Sein Vater fand die Idee damals gut. "Man muss das Eisen schmieden, solange es heiß ist", so der Kommentar des Unternehmers an den Sohn. Johann Ruttloff war 21 und wollte keine halben Sachen machen. Er schmiss sein Modedesign-Studium, gründete eine Firma und verlegte sich voll auf die Jeans. Das war 2010. "Das Interesse ist seitdem nicht schwächer geworden", sagt Ruttloff.

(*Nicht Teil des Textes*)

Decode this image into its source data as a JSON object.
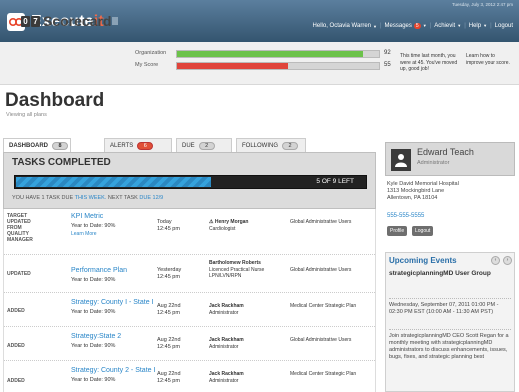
{
  "app": {
    "name_part1": "Execute",
    "name_part2": "it"
  },
  "topbar": {
    "date": "Tuesday, July 3, 2012 2:47 pm",
    "greeting": "Hello, Octavia Warren",
    "messages_label": "Messages",
    "messages_count": "5",
    "achievit_label": "Achievit",
    "help_label": "Help",
    "logout_label": "Logout"
  },
  "scorecard": {
    "digits": [
      "0",
      "7"
    ],
    "title": "Scorecard",
    "org_label": "Organization",
    "my_label": "My Score",
    "org_value": 92,
    "my_value": 55,
    "msg_left": "This time last month, you were at 45. You've moved up, good job!",
    "msg_right": "Learn how to improve your score.",
    "colors": {
      "org_bar": "#6cc24a",
      "my_bar": "#e0443b"
    }
  },
  "page": {
    "title": "Dashboard",
    "subtitle": "Viewing all plans"
  },
  "tabs": [
    {
      "label": "DASHBOARD",
      "count": "8",
      "active": true
    },
    {
      "label": "ALERTS",
      "count": "6",
      "alert": true
    },
    {
      "label": "DUE",
      "count": "2"
    },
    {
      "label": "FOLLOWING",
      "count": "2"
    }
  ],
  "tasks": {
    "title": "TASKS COMPLETED",
    "completed": 5,
    "total": 9,
    "progress_text": "5 OF 9 LEFT",
    "note_prefix": "YOU HAVE 1 TASK DUE",
    "note_link1": "THIS WEEK.",
    "note_mid": "NEXT TASK",
    "note_link2": "DUE 12/9"
  },
  "rows": [
    {
      "status": "TARGET UPDATED FROM QUALITY MANAGER",
      "title": "KPI Metric",
      "ytd": "Year to Date: 90%",
      "learn": "Learn More",
      "due1": "Today",
      "due2": "12:45 pm",
      "person": "Henry Morgan",
      "role": "Cardiologist",
      "org": "Global Administrative Users"
    },
    {
      "status": "UPDATED",
      "title": "Performance Plan",
      "ytd": "Year to Date: 90%",
      "learn": "",
      "due1": "Yesterday",
      "due2": "12:45 pm",
      "person": "Bartholomew Roberts",
      "role": "Licenced Practical Nurse LPN/LVN/RPN",
      "org": "Global Administrative Users"
    },
    {
      "status": "ADDED",
      "title": "Strategy: County I - State I",
      "ytd": "Year to Date: 90%",
      "learn": "",
      "due1": "Aug 22nd",
      "due2": "12:45 pm",
      "person": "Jack Rackham",
      "role": "Administrator",
      "org": "Medical Center Strategic Plan"
    },
    {
      "status": "ADDED",
      "title": "Strategy:State 2",
      "ytd": "Year to Date: 90%",
      "learn": "",
      "due1": "Aug 22nd",
      "due2": "12:45 pm",
      "person": "Jack Rackham",
      "role": "Administrator",
      "org": "Global Administrative Users"
    },
    {
      "status": "ADDED",
      "title": "Strategy: County 2 - State I",
      "ytd": "Year to Date: 90%",
      "learn": "",
      "due1": "Aug 22nd",
      "due2": "12:45 pm",
      "person": "Jack Rackham",
      "role": "Administrator",
      "org": "Medical Center Strategic Plan"
    }
  ],
  "profile": {
    "name": "Edward Teach",
    "role": "Administrator",
    "address": [
      "Kyle David Memorial Hospital",
      "1313 Mockingbird Lane",
      "Allentown, PA 18104"
    ],
    "phone": "555-555-5555",
    "btn_profile": "Profile",
    "btn_logout": "Logout"
  },
  "events": {
    "heading": "Upcoming Events",
    "title": "strategicplanningMD User Group",
    "when": "Wednesday, September 07, 2011 01:00 PM - 02:30 PM EST (10:00 AM - 11:30 AM PST)",
    "desc": "Join strategicplanningMD CEO Scott Regan for a monthly meeting with strategicplanningMD administrators to discuss enhancements, issues, bugs, fixes, and strategic planning best"
  }
}
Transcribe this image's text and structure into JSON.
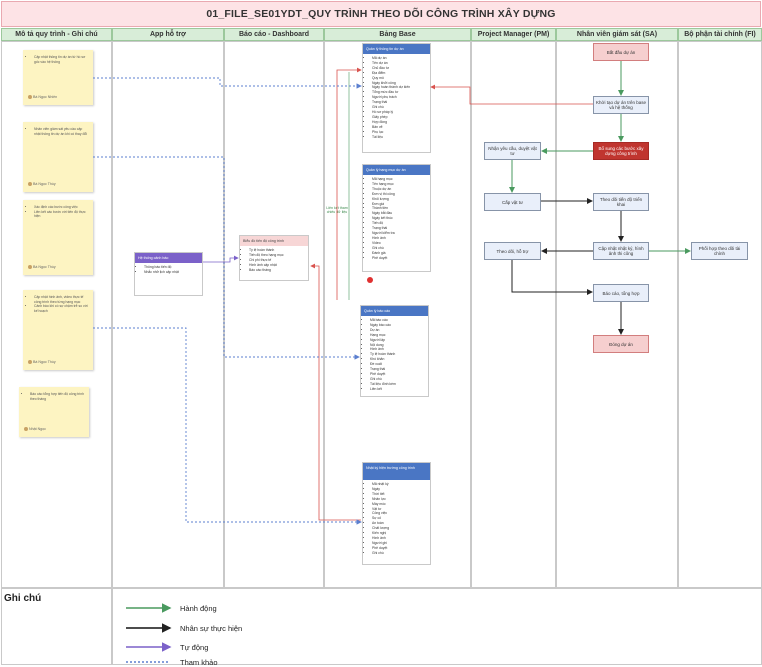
{
  "title": "01_FILE_SE01YDT_QUY TRÌNH THEO DÕI CÔNG TRÌNH XÂY DỰNG",
  "lanes": [
    {
      "label": "Mô tả quy trình - Ghi chú"
    },
    {
      "label": "App hỗ trợ"
    },
    {
      "label": "Báo cáo - Dashboard"
    },
    {
      "label": "Bảng Base"
    },
    {
      "label": "Project Manager (PM)"
    },
    {
      "label": "Nhân viên giám sát (SA)"
    },
    {
      "label": "Bộ phận tài chính (FI)"
    }
  ],
  "notes": [
    {
      "lines": [
        "Cập nhật thông tin dự án từ hồ sơ gốc vào hệ thống"
      ],
      "author": "Bà Ngọc Nhiên"
    },
    {
      "lines": [
        "Nhân viên giám sát yêu cầu cập nhật thông tin dự án khi có thay đổi"
      ],
      "author": "Bà Ngọc Thùy"
    },
    {
      "lines": [
        "Xác định các bước công việc",
        "Liên kết các bước với tiến độ thực hiện"
      ],
      "author": "Bà Ngọc Thùy"
    },
    {
      "lines": [
        "Cập nhật hình ảnh, video thực tế công trình theo từng hạng mục",
        "Cảnh báo khi có sự chậm trễ so với kế hoạch"
      ],
      "author": "Bà Ngọc Thùy"
    },
    {
      "lines": [
        "Báo cáo tổng hợp tiến độ công trình theo tháng"
      ],
      "author": "Nhật Ngọc"
    }
  ],
  "app_card": {
    "title": "Hệ thống cảnh báo",
    "items": [
      "Thông báo tiến độ",
      "Nhắc nhở lịch cập nhật"
    ]
  },
  "dash_card": {
    "title": "Biểu đồ tiến độ công trình",
    "items": [
      "Tỷ lệ hoàn thành",
      "Tiến độ theo hạng mục",
      "Chi phí thực tế",
      "Hình ảnh cập nhật",
      "Báo cáo tháng"
    ]
  },
  "base_cards": [
    {
      "title": "Quản lý thông tin dự án",
      "items": [
        "Mã dự án",
        "Tên dự án",
        "Chủ đầu tư",
        "Địa điểm",
        "Quy mô",
        "Ngày khởi công",
        "Ngày hoàn thành dự kiến",
        "Tổng mức đầu tư",
        "Người phụ trách",
        "Trạng thái",
        "Ghi chú",
        "Hồ sơ pháp lý",
        "Giấy phép",
        "Hợp đồng",
        "Bản vẽ",
        "Phụ lục",
        "Tài liệu"
      ]
    },
    {
      "title": "Quản lý hạng mục dự án",
      "items": [
        "Mã hạng mục",
        "Tên hạng mục",
        "Thuộc dự án",
        "Đơn vị thi công",
        "Khối lượng",
        "Đơn giá",
        "Thành tiền",
        "Ngày bắt đầu",
        "Ngày kết thúc",
        "Tiến độ",
        "Trạng thái",
        "Người kiểm tra",
        "Hình ảnh",
        "Video",
        "Ghi chú",
        "Đánh giá",
        "Phê duyệt"
      ]
    },
    {
      "title": "Quản lý báo cáo",
      "items": [
        "Mã báo cáo",
        "Ngày báo cáo",
        "Dự án",
        "Hạng mục",
        "Người lập",
        "Nội dung",
        "Hình ảnh",
        "Tỷ lệ hoàn thành",
        "Khó khăn",
        "Đề xuất",
        "Trạng thái",
        "Phê duyệt",
        "Ghi chú",
        "Tài liệu đính kèm",
        "Liên kết"
      ]
    },
    {
      "title": "Nhật ký hiện trường công trình",
      "items": [
        "Mã nhật ký",
        "Ngày",
        "Thời tiết",
        "Nhân lực",
        "Máy móc",
        "Vật tư",
        "Công việc",
        "Sự cố",
        "An toàn",
        "Chất lượng",
        "Kiến nghị",
        "Hình ảnh",
        "Người ghi",
        "Phê duyệt",
        "Ghi chú"
      ]
    }
  ],
  "link_label": "Liên kết tham chiếu dữ liệu",
  "boxes": {
    "start": "Bắt đầu dự án",
    "create": "Khởi tạo dự án trên base và hệ thống",
    "update_steps": "Bổ sung các bước xây dựng công trình",
    "pm_request": "Nhận yêu cầu, duyệt vật tư",
    "supply": "Cấp vật tư",
    "track": "Theo dõi tiến độ triển khai",
    "pm_follow": "Theo dõi, hỗ trợ",
    "diary": "Cập nhật nhật ký, hình ảnh thi công",
    "finance": "Phối hợp theo dõi tài chính",
    "report": "Báo cáo, tổng hợp",
    "end": "Đóng dự án"
  },
  "legend": {
    "title": "Ghi chú",
    "items": [
      {
        "label": "Hành động",
        "color": "#4a9a5f"
      },
      {
        "label": "Nhân sự thực hiện",
        "color": "#111111"
      },
      {
        "label": "Tự động",
        "color": "#7b61c9"
      },
      {
        "label": "Tham khảo",
        "color": "#5b7fcf"
      }
    ]
  }
}
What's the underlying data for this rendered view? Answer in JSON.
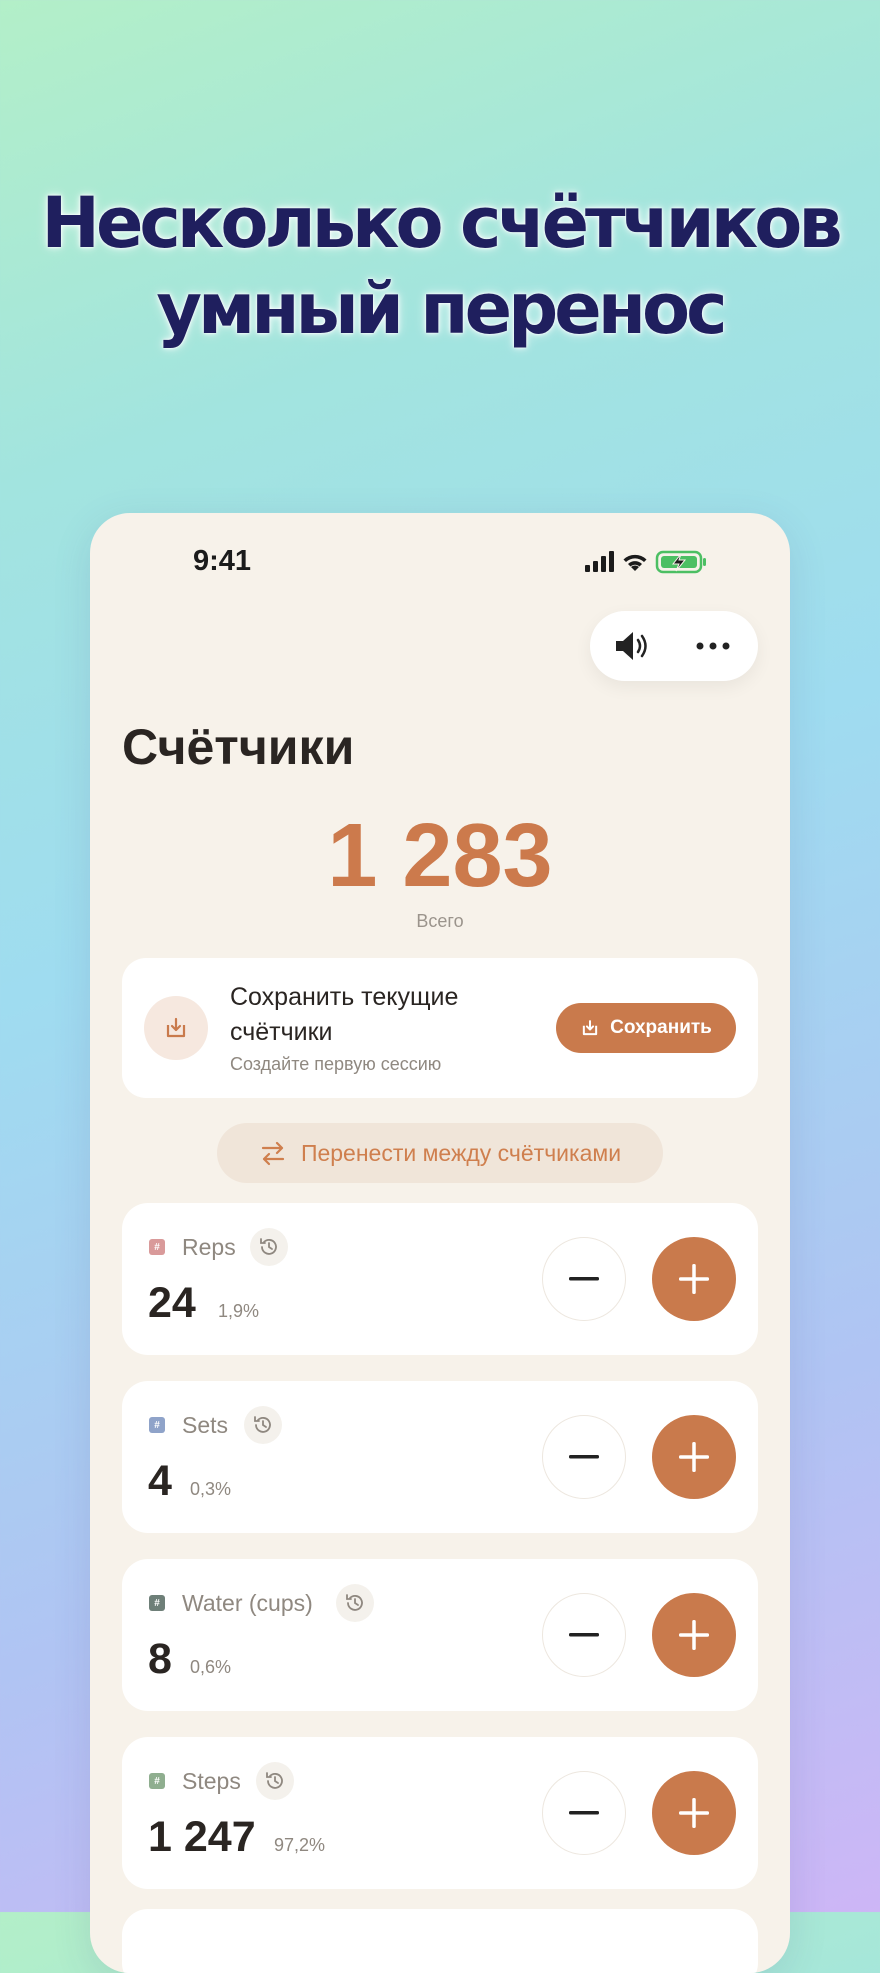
{
  "headline": {
    "line1": "Несколько счётчиков",
    "line2": "умный перенос"
  },
  "status_bar": {
    "time": "9:41"
  },
  "screen": {
    "title": "Счётчики",
    "total": "1 283",
    "total_label": "Всего"
  },
  "save_card": {
    "title": "Сохранить текущие счётчики",
    "subtitle": "Создайте первую сессию",
    "button_label": "Сохранить"
  },
  "transfer_button": {
    "label": "Перенести между счётчиками"
  },
  "counters": [
    {
      "name": "Reps",
      "value": "24",
      "percent": "1,9%",
      "tag_color": "#d99a9a"
    },
    {
      "name": "Sets",
      "value": "4",
      "percent": "0,3%",
      "tag_color": "#8fa3c9"
    },
    {
      "name": "Water (cups)",
      "value": "8",
      "percent": "0,6%",
      "tag_color": "#6e7f78"
    },
    {
      "name": "Steps",
      "value": "1 247",
      "percent": "97,2%",
      "tag_color": "#8fae8f"
    }
  ],
  "colors": {
    "accent": "#c97a4c",
    "headline": "#1f1f5e",
    "card_background": "#ffffff",
    "screen_background": "#f7f2ea"
  }
}
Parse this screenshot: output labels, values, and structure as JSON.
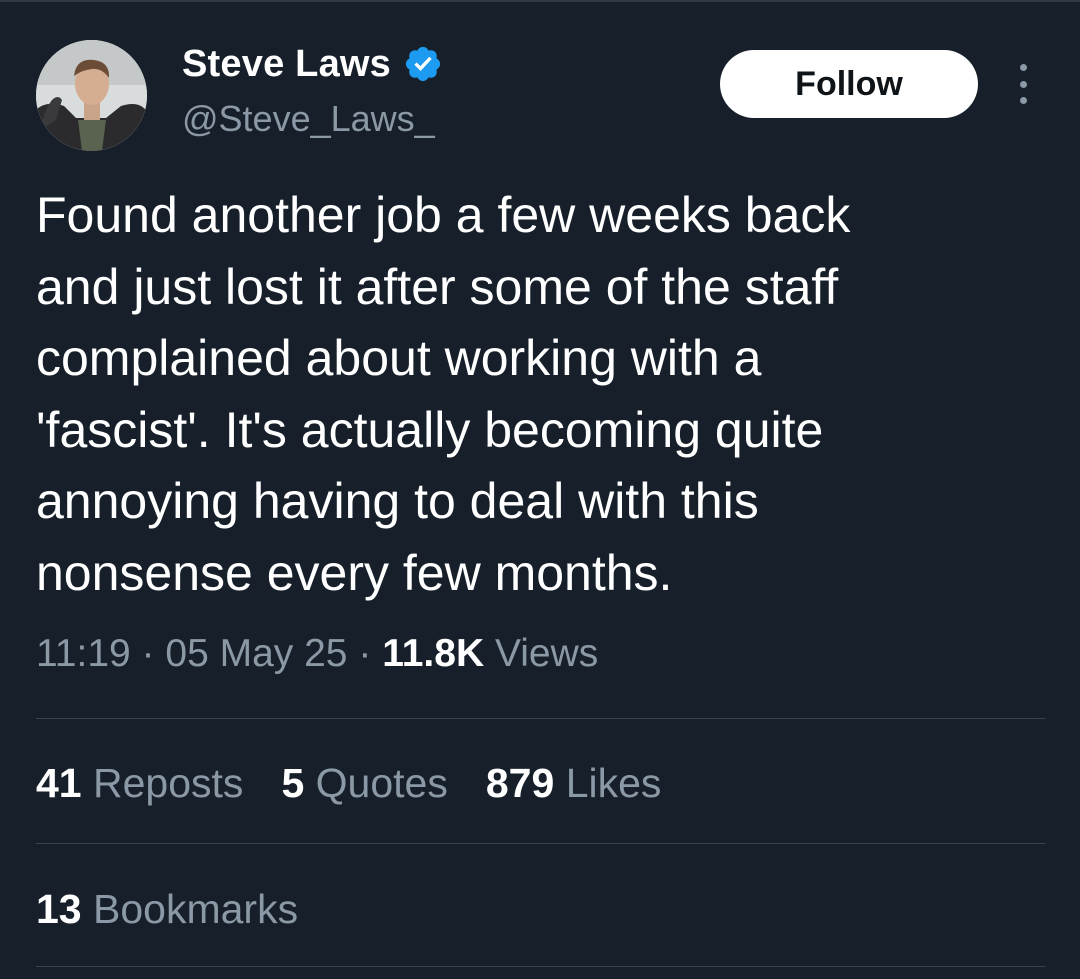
{
  "author": {
    "display_name": "Steve Laws",
    "handle": "@Steve_Laws_",
    "verified": true,
    "verified_color": "#1d9bf0"
  },
  "follow_label": "Follow",
  "tweet": {
    "lines": [
      "Found another job a few weeks back",
      "and just lost it after some of the staff",
      "complained about working with a",
      "'fascist'. It's actually becoming quite",
      "annoying having to deal with this",
      "nonsense every few months."
    ]
  },
  "meta": {
    "time": "11:19",
    "date": "05 May 25",
    "separator": "·",
    "views_count": "11.8K",
    "views_label": "Views"
  },
  "stats": {
    "reposts_count": "41",
    "reposts_label": "Reposts",
    "quotes_count": "5",
    "quotes_label": "Quotes",
    "likes_count": "879",
    "likes_label": "Likes",
    "bookmarks_count": "13",
    "bookmarks_label": "Bookmarks"
  },
  "colors": {
    "background": "#17202a",
    "text": "#ffffff",
    "secondary_text": "#8b98a5",
    "divider": "#38444d"
  }
}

In seinem Atelier in der Dresdner Lößnitzstraße sitzt der junge Schneider zwischen Dutzenden alter Maschinen. Eine für jeden Stich, der eine gute Jeans zusammenhält. Solides, verlässliches Alteisen, gut geölt und stark genug, um ein Zirkuszelt zusammenzunähen. Alles Restposten aus alten sächsischen Tuchwerkstätten. Über Kontakte aus der Kreativen-Szene "kommt man mal an einen alten Mann, der noch so eine Maschine zu Hause stehen hat", sagt Ruttloff. Mit jedem Geld, das er verdient hat, schaffte er eine neue an. In die Mechanik hat er sich mit der Zeit reingefitzelt.

Auf dieser eigenen Produktionsstraße entstehen 20 bis 30 Jeans der pro Woche. Der junge Meister entwirft selbst, nimmt selbst Maß, fertigt selbst. Beigebracht hat ihm das keiner, abgesehen vom Schnittzeichnen, das er bei seinem Kurzaufenthalt im Modedesign-Kurs auf Burg Giebichenstein gelernt hat. Ruttloff ist Autodidakt im Dienst der perfekten Hose.

Alles begann mit Eigenbedarf. "Ich hatte keine Lust, groß einkaufen zu gehen." Die Jeans von der Stange waren sowieso nicht seine Sache. Also kreierte er seine eigene. Dann wollte ein Freund auch eine haben, dann ein Freund des Freundes. Die frühen Werke aus dieser Zeit, nun ja, waren halt Probierstücke. Würde er heute so nicht mehr verkaufen. Die Kunden vermehrten sich trotzdem.

Mit der Zeit hat er sich reingearbeitet in die Anatomie der Hose. Hat seine alten Jeans zerschnitten und untersucht. Hat Gesäßformen studiert und lange, lange das Einlegen von Reißverschlüssen geübt. Das Ergebnis ist ein Wissensschatz über die Substanz des Design-Klassikers, die als unkaputtbare Arbeitshose für Goldschürfer begann.

Die Firma Ruttloff-Garments legt Wert aufs Detail. Am Sattel - das abgesetzte Stück überm Hintern - müssen die Nähte gut zueinander stehen. Die Webkante muss am Umschlag gut sichtbar sein. Dezent versteckt indes das Label, Ruttloff näht es unter die Taschen, als "ein Stück Understatement". Ganz wichtig auch stabile Vordertaschen, in die der Hipster seine Hände stemmt, wenn er auf charmant macht.

Ruttloffs Kunden sind nicht nur die so genannten Hipster. Wer eine Hose für 390 Euro aufwärts kauft, braucht Sinn für das Besondere. Drei Jahre Garantie gibt der Meister auf seine Produkte. Er näht sie aus japanischem Denim-Stoff, der so stark ist, wie der Kunde es wünscht. Der stärkste Stoff, den er verwendet, ist so stark, dass die Hose von allein steht. Ein solches Werk sollte drei Monate eingetragen werden ohne zu waschen.

Der Atelier-Komplex hinterm Neustädter Bahnhof, wo Ruttloff seine Schneiderei hat, bietet nicht nur günstigen Mietraum, sondern gutes kreatives Netzwerk. Der Webdesigner von nebenan entwarf für Ruttloff-Garments ein Corporate-Design mit Online-Auftritt und Markenzeichen. Doch immer läuft das Geschäft größtenteils über die Werbung vom Kunden zum Kunden. Klar könne er immer noch mehr produzieren, sagt er. Aber er will sich Zeit nehmen, er möchte Einzelunternehmer bleiben und hochwertige Produkte machen. Zehn Stunden pro Tag im Atelier, dazu gute Musik und sein eigener Chef sein. "Das ist der Manufakturgedanke für mich." Mitarbeiter einstellen könne er ohnehin nicht. Kunsthandwerk brauche eben den Kunsthandwerker. Er will auch nichts anderes machen als seine Hosen. "T-Shirts bedrucken wäre keine Lebensaufgabe", ist er überzeugt, "die Jeans schon."